Learning from Kobe Bryant’s Career Faux Pas

Remember that time Kobe Bryant was a rapper? Yeah, neither do I. But we can’t argue with history, he certainly was a rapper at one point in his career. Let’s start from the beginning: In high school, aside from being a star basketball player, Kobe was in a rap group with friends. Group name? CHEIZAW (red flag #1, I can’t even pronounce that). Over time, he was starting to gain (some) recognition as a local battle rapper. Just before graduation, however, he was faced with a big decision – to go to college or directly into the NBA. As well all know: he chose the latter.

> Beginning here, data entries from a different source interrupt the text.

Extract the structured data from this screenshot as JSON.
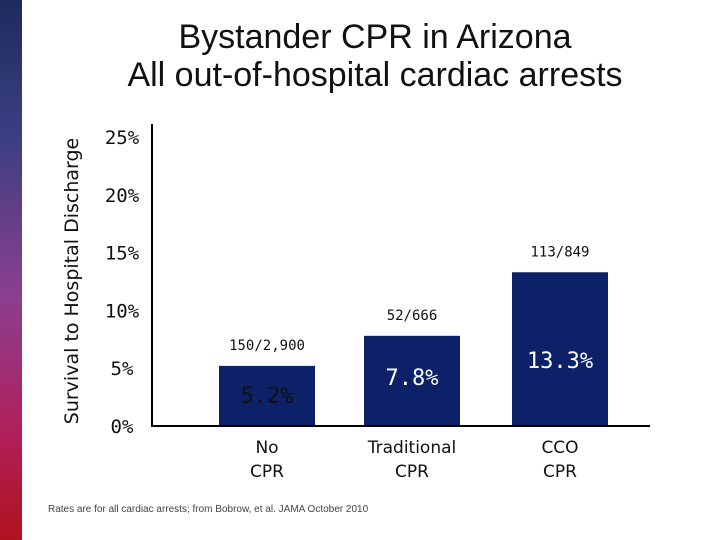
{
  "title_line1": "Bystander CPR in Arizona",
  "title_line2": "All out-of-hospital cardiac arrests",
  "footnote": "Rates are for all cardiac arrests; from Bobrow, et al. JAMA October 2010",
  "chart_data": {
    "type": "bar",
    "title": "Bystander CPR in Arizona — All out-of-hospital cardiac arrests",
    "ylabel": "Survival to Hospital Discharge",
    "xlabel": "",
    "ylim": [
      0,
      25
    ],
    "yticks": [
      0,
      5,
      10,
      15,
      20,
      25
    ],
    "ytick_labels": [
      "0%",
      "5%",
      "10%",
      "15%",
      "20%",
      "25%"
    ],
    "categories": [
      [
        "No",
        "CPR"
      ],
      [
        "Traditional",
        "CPR"
      ],
      [
        "CCO",
        "CPR"
      ]
    ],
    "values": [
      5.2,
      7.8,
      13.3
    ],
    "value_labels": [
      "5.2%",
      "7.8%",
      "13.3%"
    ],
    "counts": [
      "150/2,900",
      "52/666",
      "113/849"
    ],
    "bar_color": "#0d2168",
    "value_label_colors": [
      "#111111",
      "#ffffff",
      "#ffffff"
    ],
    "grid": false
  }
}
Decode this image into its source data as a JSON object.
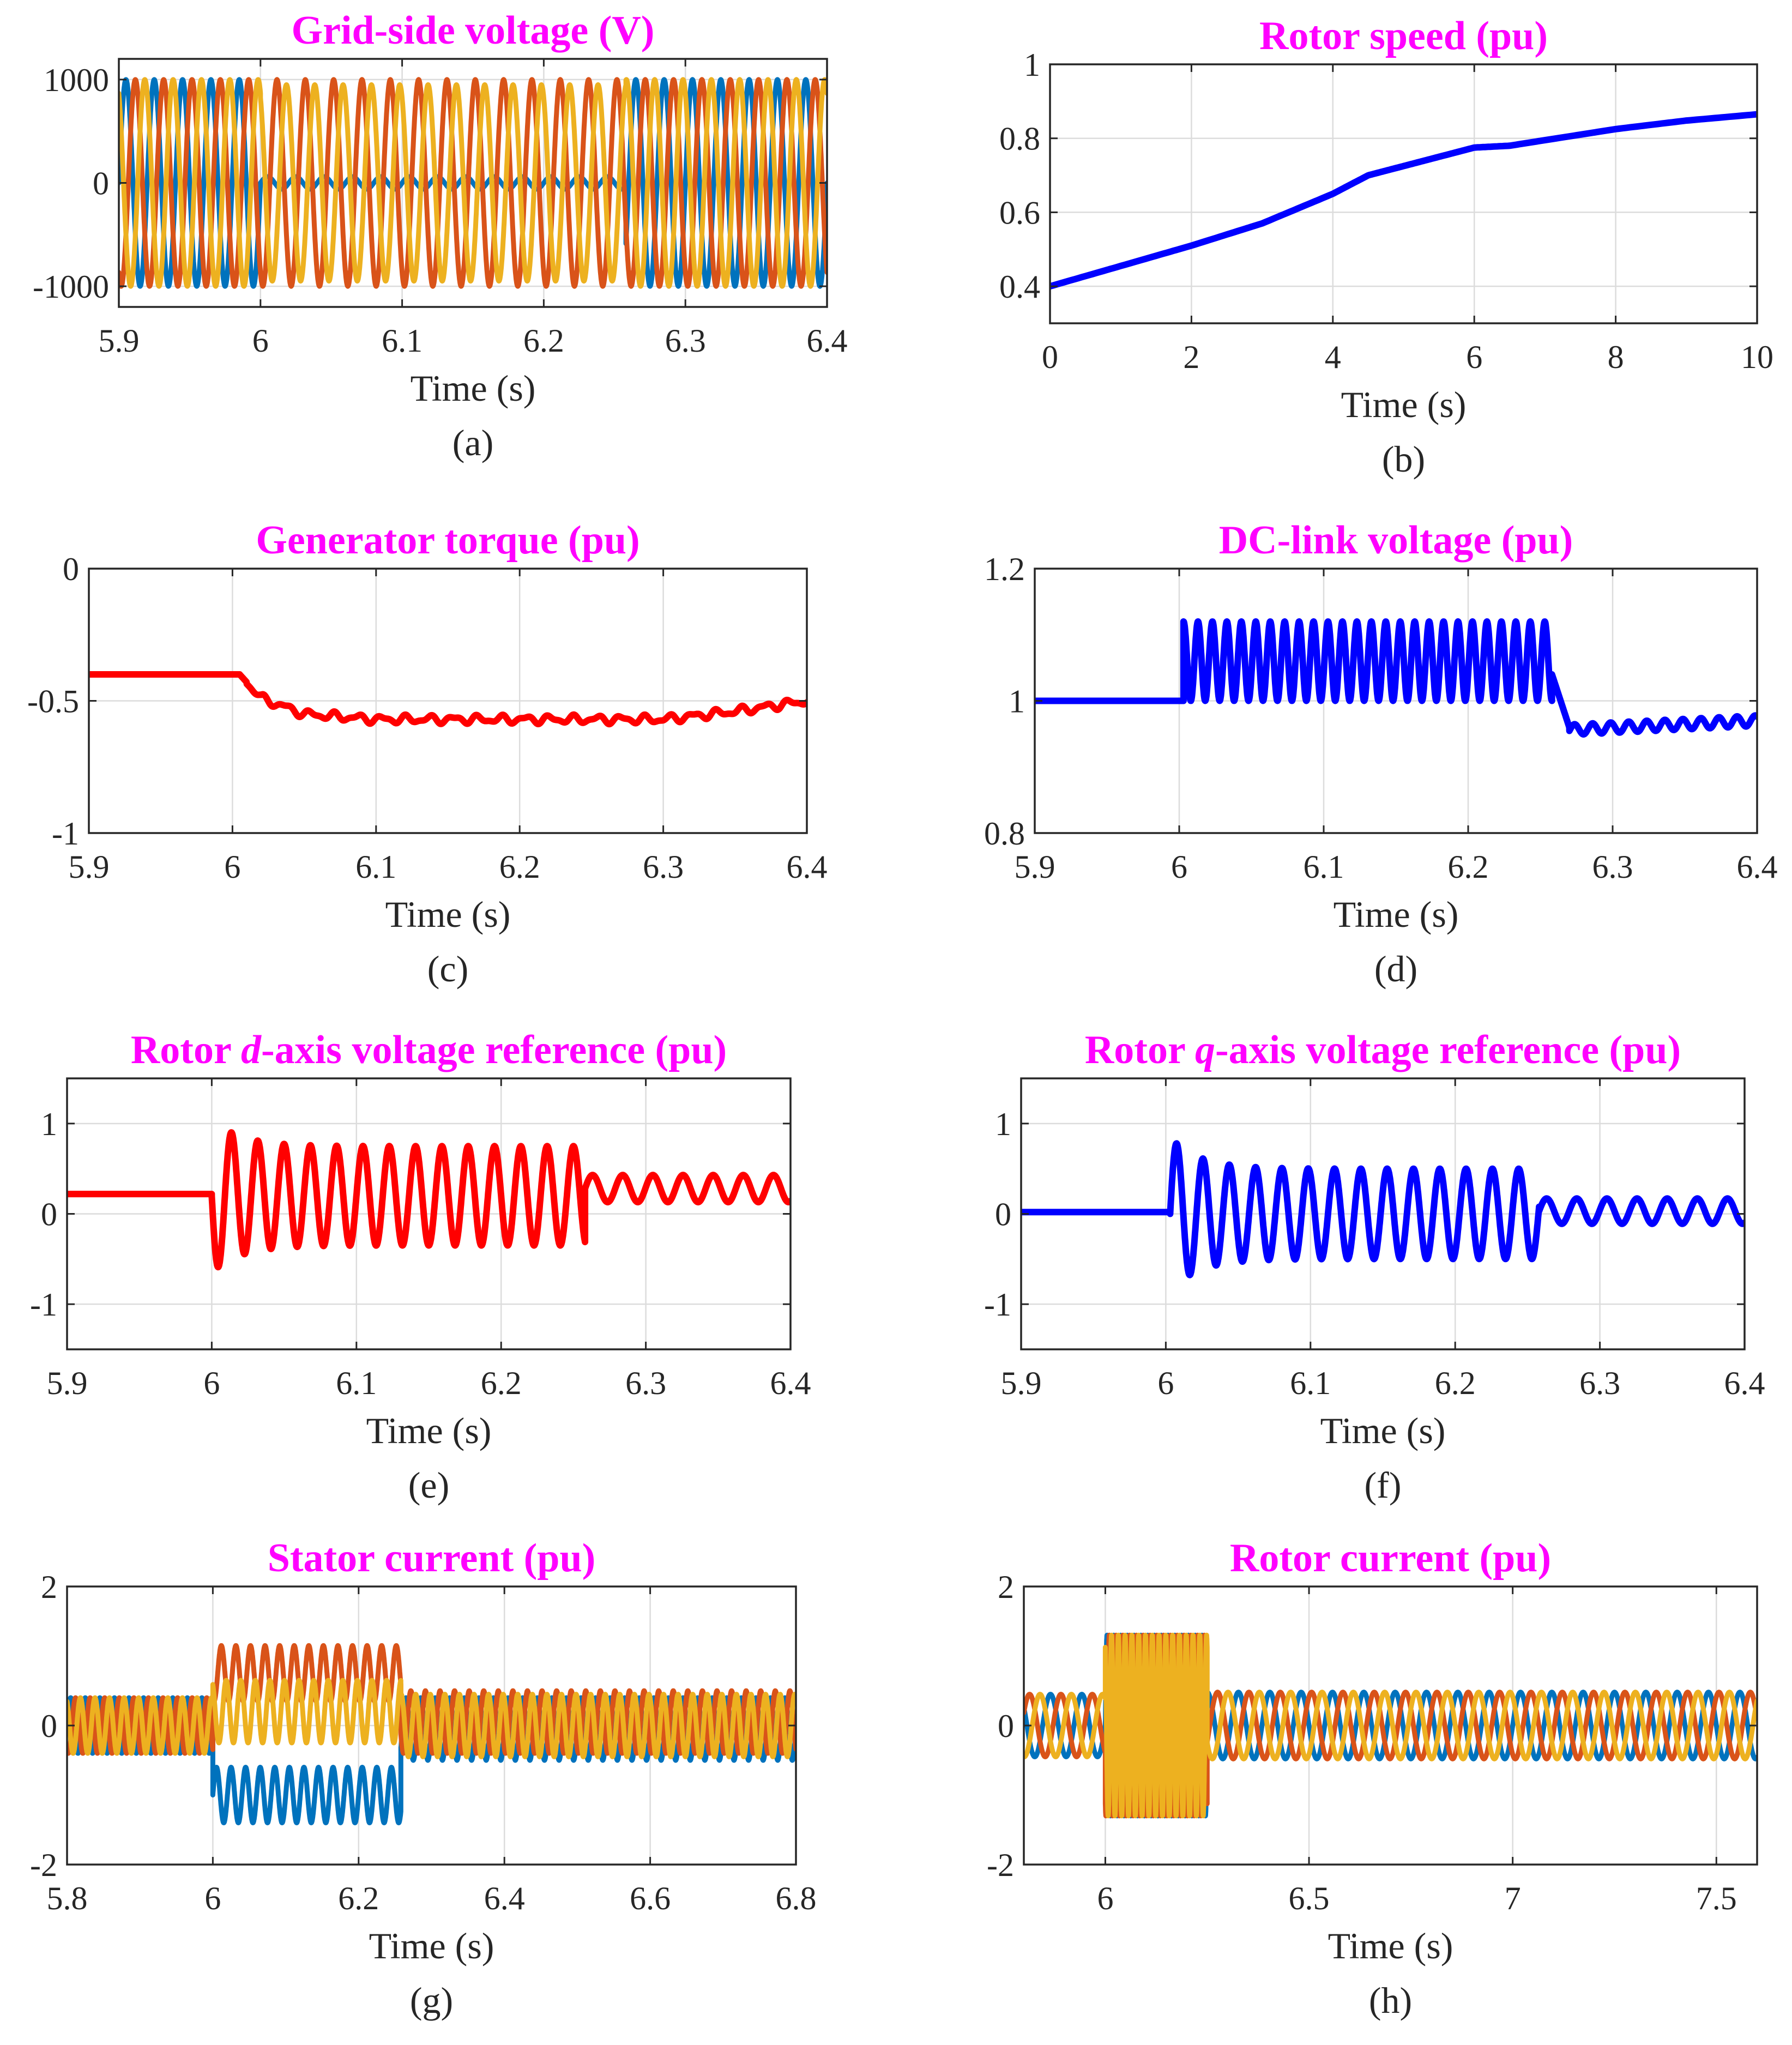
{
  "chart_data": [
    {
      "type": "line",
      "caption": "(a)",
      "title": "Grid-side voltage (V)",
      "title_parts": [],
      "xlabel": "Time (s)",
      "ylabel": "",
      "xlim": [
        5.9,
        6.4
      ],
      "ylim": [
        -1200,
        1200
      ],
      "xticks": [
        5.9,
        6.0,
        6.1,
        6.2,
        6.3,
        6.4
      ],
      "xtick_labels": [
        "5.9",
        "6",
        "6.1",
        "6.2",
        "6.3",
        "6.4"
      ],
      "yticks": [
        -1000,
        0,
        1000
      ],
      "ytick_labels": [
        "-1000",
        "0",
        "1000"
      ],
      "grid": true,
      "series": [
        {
          "color": "#0072bd",
          "kind": "sine3",
          "phase_deg": 0,
          "freq_hz": 50,
          "segments": [
            [
              5.9,
              6.0,
              1000
            ],
            [
              6.0,
              6.258,
              60
            ],
            [
              6.258,
              6.4,
              1000
            ]
          ]
        },
        {
          "color": "#d95319",
          "kind": "sine3",
          "phase_deg": -120,
          "freq_hz": 50,
          "segments": [
            [
              5.9,
              6.0,
              1000
            ],
            [
              6.0,
              6.258,
              1000
            ],
            [
              6.258,
              6.4,
              1000
            ]
          ]
        },
        {
          "color": "#edb120",
          "kind": "sine3",
          "phase_deg": 120,
          "freq_hz": 50,
          "segments": [
            [
              5.9,
              6.0,
              1000
            ],
            [
              6.0,
              6.258,
              950
            ],
            [
              6.258,
              6.4,
              1000
            ]
          ]
        }
      ]
    },
    {
      "type": "line",
      "caption": "(b)",
      "title": "Rotor speed (pu)",
      "title_parts": [],
      "xlabel": "Time (s)",
      "ylabel": "",
      "xlim": [
        0,
        10
      ],
      "ylim": [
        0.3,
        1.0
      ],
      "xticks": [
        0,
        2,
        4,
        6,
        8,
        10
      ],
      "xtick_labels": [
        "0",
        "2",
        "4",
        "6",
        "8",
        "10"
      ],
      "yticks": [
        0.4,
        0.6,
        0.8,
        1.0
      ],
      "ytick_labels": [
        "0.4",
        "0.6",
        "0.8",
        "1"
      ],
      "grid": true,
      "series": [
        {
          "color": "#0000ff",
          "kind": "points",
          "x": [
            0,
            1,
            2,
            3,
            4,
            4.5,
            5,
            5.5,
            6,
            6.5,
            7,
            8,
            9,
            10
          ],
          "y": [
            0.4,
            0.455,
            0.51,
            0.57,
            0.65,
            0.7,
            0.725,
            0.75,
            0.775,
            0.78,
            0.795,
            0.825,
            0.848,
            0.865
          ]
        }
      ]
    },
    {
      "type": "line",
      "caption": "(c)",
      "title": "Generator torque (pu)",
      "title_parts": [],
      "xlabel": "Time (s)",
      "ylabel": "",
      "xlim": [
        5.9,
        6.4
      ],
      "ylim": [
        -1,
        0
      ],
      "xticks": [
        5.9,
        6.0,
        6.1,
        6.2,
        6.3,
        6.4
      ],
      "xtick_labels": [
        "5.9",
        "6",
        "6.1",
        "6.2",
        "6.3",
        "6.4"
      ],
      "yticks": [
        -1,
        -0.5,
        0
      ],
      "ytick_labels": [
        "-1",
        "-0.5",
        "0"
      ],
      "grid": true,
      "series": [
        {
          "color": "#ff0000",
          "kind": "ripple",
          "x": [
            5.9,
            6.005,
            6.02,
            6.05,
            6.1,
            6.2,
            6.3,
            6.35,
            6.4
          ],
          "y": [
            -0.4,
            -0.4,
            -0.49,
            -0.55,
            -0.57,
            -0.57,
            -0.57,
            -0.54,
            -0.5
          ],
          "ripple_amp": 0.012,
          "ripple_start": 6.01,
          "ripple_freq": 60
        }
      ]
    },
    {
      "type": "line",
      "caption": "(d)",
      "title": "DC-link voltage (pu)",
      "title_parts": [],
      "xlabel": "Time (s)",
      "ylabel": "",
      "xlim": [
        5.9,
        6.4
      ],
      "ylim": [
        0.8,
        1.2
      ],
      "xticks": [
        5.9,
        6.0,
        6.1,
        6.2,
        6.3,
        6.4
      ],
      "xtick_labels": [
        "5.9",
        "6",
        "6.1",
        "6.2",
        "6.3",
        "6.4"
      ],
      "yticks": [
        0.8,
        1.0,
        1.2
      ],
      "ytick_labels": [
        "0.8",
        "1",
        "1.2"
      ],
      "grid": true,
      "series": [
        {
          "color": "#0000ff",
          "kind": "segments",
          "segments": [
            {
              "t0": 5.9,
              "t1": 6.003,
              "base": 1.0,
              "amp": 0.0,
              "freq": 0,
              "decay": 0
            },
            {
              "t0": 6.003,
              "t1": 6.258,
              "base": 1.06,
              "amp": 0.06,
              "freq": 100,
              "decay": 0,
              "phase_deg": 90
            },
            {
              "t0": 6.258,
              "t1": 6.4,
              "base": 0.965,
              "amp": 0.008,
              "freq": 80,
              "decay": 0,
              "ramp": [
                6.258,
                6.27,
                1.04,
                0.96
              ],
              "trend": [
                0.955,
                0.97
              ]
            }
          ]
        }
      ]
    },
    {
      "type": "line",
      "caption": "(e)",
      "title": "",
      "title_parts": [
        {
          "text": "Rotor ",
          "italic": false
        },
        {
          "text": "d",
          "italic": true
        },
        {
          "text": "-axis voltage reference (pu)",
          "italic": false
        }
      ],
      "xlabel": "Time (s)",
      "ylabel": "",
      "xlim": [
        5.9,
        6.4
      ],
      "ylim": [
        -1.5,
        1.5
      ],
      "xticks": [
        5.9,
        6.0,
        6.1,
        6.2,
        6.3,
        6.4
      ],
      "xtick_labels": [
        "5.9",
        "6",
        "6.1",
        "6.2",
        "6.3",
        "6.4"
      ],
      "yticks": [
        -1,
        0,
        1
      ],
      "ytick_labels": [
        "-1",
        "0",
        "1"
      ],
      "grid": true,
      "series": [
        {
          "color": "#ff0000",
          "kind": "segments",
          "segments": [
            {
              "t0": 5.9,
              "t1": 6.0,
              "base": 0.22,
              "amp": 0.0,
              "freq": 0,
              "decay": 0
            },
            {
              "t0": 6.0,
              "t1": 6.258,
              "base": 0.2,
              "amp": 0.55,
              "freq": 55,
              "decay": 0,
              "phase_deg": 180,
              "kick": 0.3
            },
            {
              "t0": 6.258,
              "t1": 6.4,
              "base": 0.28,
              "amp": 0.15,
              "freq": 48,
              "decay": 0,
              "phase_deg": 0
            }
          ]
        }
      ]
    },
    {
      "type": "line",
      "caption": "(f)",
      "title": "",
      "title_parts": [
        {
          "text": "Rotor ",
          "italic": false
        },
        {
          "text": "q",
          "italic": true
        },
        {
          "text": "-axis voltage reference (pu)",
          "italic": false
        }
      ],
      "xlabel": "Time (s)",
      "ylabel": "",
      "xlim": [
        5.9,
        6.4
      ],
      "ylim": [
        -1.5,
        1.5
      ],
      "xticks": [
        5.9,
        6.0,
        6.1,
        6.2,
        6.3,
        6.4
      ],
      "xtick_labels": [
        "5.9",
        "6",
        "6.1",
        "6.2",
        "6.3",
        "6.4"
      ],
      "yticks": [
        -1,
        0,
        1
      ],
      "ytick_labels": [
        "-1",
        "0",
        "1"
      ],
      "grid": true,
      "series": [
        {
          "color": "#0000ff",
          "kind": "segments",
          "segments": [
            {
              "t0": 5.9,
              "t1": 6.003,
              "base": 0.02,
              "amp": 0.0,
              "freq": 0,
              "decay": 0
            },
            {
              "t0": 6.003,
              "t1": 6.258,
              "base": 0.0,
              "amp": 0.5,
              "freq": 55,
              "decay": 0,
              "phase_deg": 0,
              "kick": 0.35
            },
            {
              "t0": 6.258,
              "t1": 6.4,
              "base": 0.03,
              "amp": 0.14,
              "freq": 48,
              "decay": 0,
              "phase_deg": 0
            }
          ]
        }
      ]
    },
    {
      "type": "line",
      "caption": "(g)",
      "title": "Stator current (pu)",
      "title_parts": [],
      "xlabel": "Time (s)",
      "ylabel": "",
      "xlim": [
        5.8,
        6.8
      ],
      "ylim": [
        -2,
        2
      ],
      "xticks": [
        5.8,
        6.0,
        6.2,
        6.4,
        6.6,
        6.8
      ],
      "xtick_labels": [
        "5.8",
        "6",
        "6.2",
        "6.4",
        "6.6",
        "6.8"
      ],
      "yticks": [
        -2,
        0,
        2
      ],
      "ytick_labels": [
        "-2",
        "0",
        "2"
      ],
      "grid": true,
      "series": [
        {
          "color": "#0072bd",
          "kind": "sine3",
          "phase_deg": 0,
          "freq_hz": 50,
          "segments": [
            [
              5.8,
              6.0,
              0.4,
              0.0
            ],
            [
              6.0,
              6.258,
              0.4,
              -1.0
            ],
            [
              6.258,
              6.8,
              0.45,
              -0.05
            ]
          ]
        },
        {
          "color": "#d95319",
          "kind": "sine3",
          "phase_deg": -120,
          "freq_hz": 50,
          "segments": [
            [
              5.8,
              6.0,
              0.4,
              0.0
            ],
            [
              6.0,
              6.258,
              0.4,
              0.75
            ],
            [
              6.258,
              6.8,
              0.45,
              0.05
            ]
          ]
        },
        {
          "color": "#edb120",
          "kind": "sine3",
          "phase_deg": 120,
          "freq_hz": 50,
          "segments": [
            [
              5.8,
              6.0,
              0.4,
              0.0
            ],
            [
              6.0,
              6.258,
              0.45,
              0.2
            ],
            [
              6.258,
              6.8,
              0.45,
              0.0
            ]
          ]
        }
      ]
    },
    {
      "type": "line",
      "caption": "(h)",
      "title": "Rotor current (pu)",
      "title_parts": [],
      "xlabel": "Time (s)",
      "ylabel": "",
      "xlim": [
        5.8,
        7.6
      ],
      "ylim": [
        -2,
        2
      ],
      "xticks": [
        6.0,
        6.5,
        7.0,
        7.5
      ],
      "xtick_labels": [
        "6",
        "6.5",
        "7",
        "7.5"
      ],
      "yticks": [
        -2,
        0,
        2
      ],
      "ytick_labels": [
        "-2",
        "0",
        "2"
      ],
      "grid": true,
      "series": [
        {
          "color": "#0072bd",
          "kind": "sine3",
          "phase_deg": 0,
          "freq_hz": 13,
          "segments": [
            [
              5.8,
              6.0,
              0.45,
              0.0
            ],
            [
              6.0,
              6.25,
              1.3,
              0.0,
              60
            ],
            [
              6.25,
              7.6,
              0.48,
              0.0
            ]
          ]
        },
        {
          "color": "#d95319",
          "kind": "sine3",
          "phase_deg": -120,
          "freq_hz": 13,
          "segments": [
            [
              5.8,
              6.0,
              0.45,
              0.0
            ],
            [
              6.0,
              6.25,
              1.3,
              0.0,
              60
            ],
            [
              6.25,
              7.6,
              0.48,
              0.0
            ]
          ]
        },
        {
          "color": "#edb120",
          "kind": "sine3",
          "phase_deg": 120,
          "freq_hz": 13,
          "segments": [
            [
              5.8,
              6.0,
              0.45,
              0.0
            ],
            [
              6.0,
              6.25,
              1.3,
              0.0,
              60
            ],
            [
              6.25,
              7.6,
              0.48,
              0.0
            ]
          ]
        }
      ]
    }
  ]
}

In June 1996, Kobe Bryant was a first-round draft pick to the Charlotte Hornets before being traded to the Lakers. At just 17 years old, he signed a $3.5 million contract and moved to California. Fast forward beyond his first couple of rookie years, Kobe decided to revisit his earlier passion – rap. In 1998, he went as far as to spend a few weeks living in president of Sony Entertainment, Steve Stoute’s, home. He recorded a few songs, did a few features and shows, then started working on a solo project. Eventually, his 2000 album release stalled and Sony dropped him from the label. Just like that, he returned with full focus on basketball. 20 years later, he’s retiring having won 5 championships with the Lakers and career earnings totaling nearly $700 million. Needless to say, thank God his “rap career” didn’t work out. Sure in hindsight things are much clearer, but there was obviously a time when Kobe (bless his heart) really wanted to be a rapper. And I’m sure if you think back, you can name a few things you thought you wanted to pursue, too.

The reality is that the signs are there; they’ve always been there and will continue to be there – until you decide to surrender to your greater calling. Now this is tricky, don’t get me wrong. We hear all the time how people like Michael Jordan (cut from his high school basketball team), Bill Gates, and Walt Disney were denied and considered failures. So how do you know when you’re experiencing a case of the Kobes or a case of the Jordans? The proof is in your blessings. You can focus your time on whatever you want, but if after you’ve continued to try and only see failure; it could be a sign that you’re headed in the wrong direction. So here’s how to ensure that you don’t keep investing in a rap career when you should be balling:

  • Give your passions a full-court press, i.e. try. Try really, really hard and give it several attempts. But know when to take that L and walk away.
  • Think about the most gratifying rewards you’ve received, ask yourself, “how can I win more of these?” Focus your energy on areas that you’ve seen some wins in.
  • Listen to your fans (some of them). There are people rooting for you in ways that you don’t even praise yourself. Sometimes, it’s easier for people on the outside to see our greatness before we do. If the crowd is cheering you on as being the GOAT, why on earth would you ignore them to pursue something that you’ve never been praised for?
  • Mind the business that pays you. $700 million, y’all. Hello somebody!

We’ll all test out some different routes, but the signs are there. Take some time to sit with your confusion but sit still long enough that you’ll be moved by whatever your heart tells you to do.